Highlights of the dual BRD4-PI3K inhibition approach include:
Demonstrated efficacy in several mouse tumor models.
Demonstrated to be much safer in vivo over combinations of individual BRD4 & PI3K inhibitors.
Overcomes barrier of additive toxicity to combining drugs.
Overcomes cancer resistance mechanisms.
Increases potential patient population.
Provides maximal pharmacodynamic inhibition in individual cancer cells (8X greater).
Molecular chemotypes distinct from existing competitor single agents.
Opportunity to develop more complex anticancer drug combinations.
"This large STTR grant award by the NCI follows on the heels of our proof-of-concept publication recently in PNAS and supports a change in cancer-development dogma from one-molecule one-target approaches to develop a single molecule that inhibits carefully-selected multi-targets resulting in augmented anti-cancer efficacy with less toxicity" said Donald L. Durden, MD, PhD. "This new approach paves the way for more sophisticated and cost-effective combinations in cancer patients resulting in longer duration of benefits in more patients."
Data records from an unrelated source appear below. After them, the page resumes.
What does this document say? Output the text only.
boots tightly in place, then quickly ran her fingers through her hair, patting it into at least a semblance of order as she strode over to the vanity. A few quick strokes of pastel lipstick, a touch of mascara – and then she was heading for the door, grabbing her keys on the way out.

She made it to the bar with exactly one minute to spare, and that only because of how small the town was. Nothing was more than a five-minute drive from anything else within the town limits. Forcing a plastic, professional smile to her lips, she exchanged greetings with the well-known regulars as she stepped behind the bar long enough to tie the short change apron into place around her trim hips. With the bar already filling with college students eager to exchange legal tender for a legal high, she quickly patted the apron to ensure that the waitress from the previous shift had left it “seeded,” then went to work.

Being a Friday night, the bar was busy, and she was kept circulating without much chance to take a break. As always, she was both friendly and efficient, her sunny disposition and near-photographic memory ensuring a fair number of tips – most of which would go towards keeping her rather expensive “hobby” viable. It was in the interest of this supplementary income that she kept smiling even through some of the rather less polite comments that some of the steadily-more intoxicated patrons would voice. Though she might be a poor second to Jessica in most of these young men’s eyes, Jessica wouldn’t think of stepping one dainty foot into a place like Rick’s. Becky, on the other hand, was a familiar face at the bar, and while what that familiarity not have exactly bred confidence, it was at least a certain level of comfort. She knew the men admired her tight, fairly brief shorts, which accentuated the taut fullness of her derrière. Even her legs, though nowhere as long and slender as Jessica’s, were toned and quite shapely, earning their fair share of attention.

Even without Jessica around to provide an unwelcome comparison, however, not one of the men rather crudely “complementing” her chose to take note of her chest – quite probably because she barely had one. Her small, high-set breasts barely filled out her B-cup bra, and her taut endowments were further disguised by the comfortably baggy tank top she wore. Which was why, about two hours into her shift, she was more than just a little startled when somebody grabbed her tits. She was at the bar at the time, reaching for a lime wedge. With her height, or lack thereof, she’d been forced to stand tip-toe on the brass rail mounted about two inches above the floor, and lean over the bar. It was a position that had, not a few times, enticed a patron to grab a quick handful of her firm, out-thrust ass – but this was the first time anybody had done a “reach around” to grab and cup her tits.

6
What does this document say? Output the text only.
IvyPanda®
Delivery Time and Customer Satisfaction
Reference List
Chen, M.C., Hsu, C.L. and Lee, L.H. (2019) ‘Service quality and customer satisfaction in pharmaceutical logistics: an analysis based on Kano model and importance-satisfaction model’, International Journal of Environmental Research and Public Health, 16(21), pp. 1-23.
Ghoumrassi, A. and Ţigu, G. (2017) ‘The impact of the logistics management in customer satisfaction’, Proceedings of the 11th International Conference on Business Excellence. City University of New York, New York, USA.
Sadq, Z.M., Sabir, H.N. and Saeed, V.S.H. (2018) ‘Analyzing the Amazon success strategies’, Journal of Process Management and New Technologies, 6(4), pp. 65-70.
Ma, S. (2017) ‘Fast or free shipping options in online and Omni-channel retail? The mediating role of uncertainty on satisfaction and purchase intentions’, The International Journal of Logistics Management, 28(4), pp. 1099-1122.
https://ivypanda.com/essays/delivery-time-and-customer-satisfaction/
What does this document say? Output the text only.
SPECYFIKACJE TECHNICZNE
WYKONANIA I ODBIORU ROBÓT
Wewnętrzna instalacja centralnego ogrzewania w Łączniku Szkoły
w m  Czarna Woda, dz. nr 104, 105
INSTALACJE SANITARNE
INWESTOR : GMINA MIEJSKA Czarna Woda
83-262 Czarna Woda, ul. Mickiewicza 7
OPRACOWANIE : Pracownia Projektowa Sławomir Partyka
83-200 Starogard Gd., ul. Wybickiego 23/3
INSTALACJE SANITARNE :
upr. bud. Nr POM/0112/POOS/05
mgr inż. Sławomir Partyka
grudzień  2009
"There is an unmet need in oncology for more effective and especially more durable treatments. Despite new drugs aimed at new exciting cancer targets, these drugs only benefit the patient for a short time" said Dr. Joe Garlich, Chief Scientific Officer at SignalRx. "More durable treatments are now recognized to require combinations of drugs, but optimal combinations of drugs are not achievable due to additive toxicities of the individual drugs in the combination. Our technology, creating single drugs with multiple mechanisms of action mimicking drug combinations, allows for effective combinations of drug mechanisms to be used with less toxicity and potentially more durability (long lasting)."
SignalRx is interested in partnering discussions to take these novel small molecules through clinical trials together with companion diagnostics for streamlined development and approval.